Earlier this year the AANA came under fire for its failure to take action over marketer concerns they are being overcharged in areas such as digital media, after the move by the ANA and its UK equivalent ISBA, with one marketing consultant claiming it faced a conflict of interest because it allows media agencies to be members of the association.

However the AANA says while it consulted some members, including Foxtel, to gain insights from their experiences, media agency members were not included.

In its notes to advertisers in the new code the AANA writes that “transparency in the Australian media market is not where it should be”.

It goes on: “A significant concern is to ensure that media agencies and all parties in the transactional chain are motivated only to make recommendations on spend that deliver the best outcome for the brand owner.

“The ability to ‘follow the money’ is crucial for advertisers seeking greater transparency. Media is traditionally the single largest marketing expense for a brand owner but understanding how the rationale for allocating an advertiser’s investment has been arrived at has become more unclear. The introduction of programmatic trading desks further exacerbates the problem.”

Now the AANA has partnered with law firm Bird & Bird to provide “capability training” on drawing up a contract, while the association has also launched a localised 52-page example media contract to help marketers navigate the complex space.

The AANA says the local version has been altered to reference Australian laws, but also to include: “the concept of operating procedures, to include engagement protocols, planning processes, briefing and approval processes, performance review etc”.

It also includes references to non-cash rebates, a requirement that the agency must not make a media placement without the written approval of the client and a dispute resolution clause, “so that (except for interlocutory relief) the parties must attempt to settle any dispute in accordance with the procedure set out in the agreement”.

AANA chair, Matt Tapper, said in a statement: “The template has been written to equip advertisers with a starting point to each element of the contract negotiation. We believe that appropriately detailed contractual agreements together with capability training are the keys to achieving transparency in media buying and ensure that media buying dollars are spent with the sole objective of securing the best outcome for the brands they are promoting.”

AANA CEO Sunita Gloster

AANA CEO Sunita Gloster

Sunita Gloster, the AANA’s CEO added, in the statement: “The dealings agencies undertake with third party media and technology vendors, and the media owners themselves, are much more complex today than a few years ago so these initiatives are very timely.

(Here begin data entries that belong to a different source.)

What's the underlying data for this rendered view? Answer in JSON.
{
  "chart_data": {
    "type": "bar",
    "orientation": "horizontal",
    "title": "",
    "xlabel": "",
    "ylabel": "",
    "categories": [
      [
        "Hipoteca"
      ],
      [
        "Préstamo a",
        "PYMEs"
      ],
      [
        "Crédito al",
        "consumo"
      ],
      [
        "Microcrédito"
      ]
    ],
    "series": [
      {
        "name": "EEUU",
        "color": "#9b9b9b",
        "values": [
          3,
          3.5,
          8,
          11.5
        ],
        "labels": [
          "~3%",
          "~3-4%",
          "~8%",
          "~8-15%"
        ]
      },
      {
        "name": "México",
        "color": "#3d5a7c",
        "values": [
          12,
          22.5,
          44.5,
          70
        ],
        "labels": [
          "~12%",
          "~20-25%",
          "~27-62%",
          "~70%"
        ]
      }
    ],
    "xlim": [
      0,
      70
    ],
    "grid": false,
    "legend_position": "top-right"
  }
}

“Individual brand owners, as the buyers of the services, must always take primary responsibility for carrying out their own due diligence and our role is to look to ways to help them by providing guidance and tools to do so.”

The introductory paragraph for the AANA contract states there is “no obligation” for members to use the contract template.


Australia is the only country globally where a major media agency group has admitted it runs value banks – free or bonus inventory given to media agencies by media vendors in exchange for putting a certain amount of business their way.

In March 2015 GroupM admitted its agency, Mediacom, had not only operated value banks but that it had charged four clients for advertising inventory that should have been passed on at no additional cost.

The guidance advises marketers to ask whether their agencies use value banks, and whether they “gain financially” from using them, whether they can be audited, and how it affects their pricing.

It also advises them to ask whether any other parts of the group, locally or overseas, will benefit from their ad dollars, whether they “benefit” from the ad tech platforms they use – an allusion to kickbacks from some suppliers to agencies – and whether marketers are willing to get assurances from tech vendors about the agency’s answers.

The AANA has also recruited audit firms Ebiquity and Firm Decisions, which were behind part of the US transparency report, to provide capability training for members.

In the guidance notes the AANA also highlights the dangers advertisers face if they squeeze profit margins for their agencies.

“Those advertisers who increase their demands of agencies while pressuring agency margin structures through reduced fees and extended-term negotiations should understand the impact this subsequently places on the agency’s ability to deliver quality services. This includes developing the systems and skill set to be truly agnostic about its media buy recommendations, which should also be considered in contract negotiations,” it states.

The guidelines also outline certain elements of reasonable behaviour required from clients to make the relationship run smoothly, such as timely payment of invoices, feedback structures and how limiting their non-compete contracts should be.

The information will also be made available to non-members of the AANA.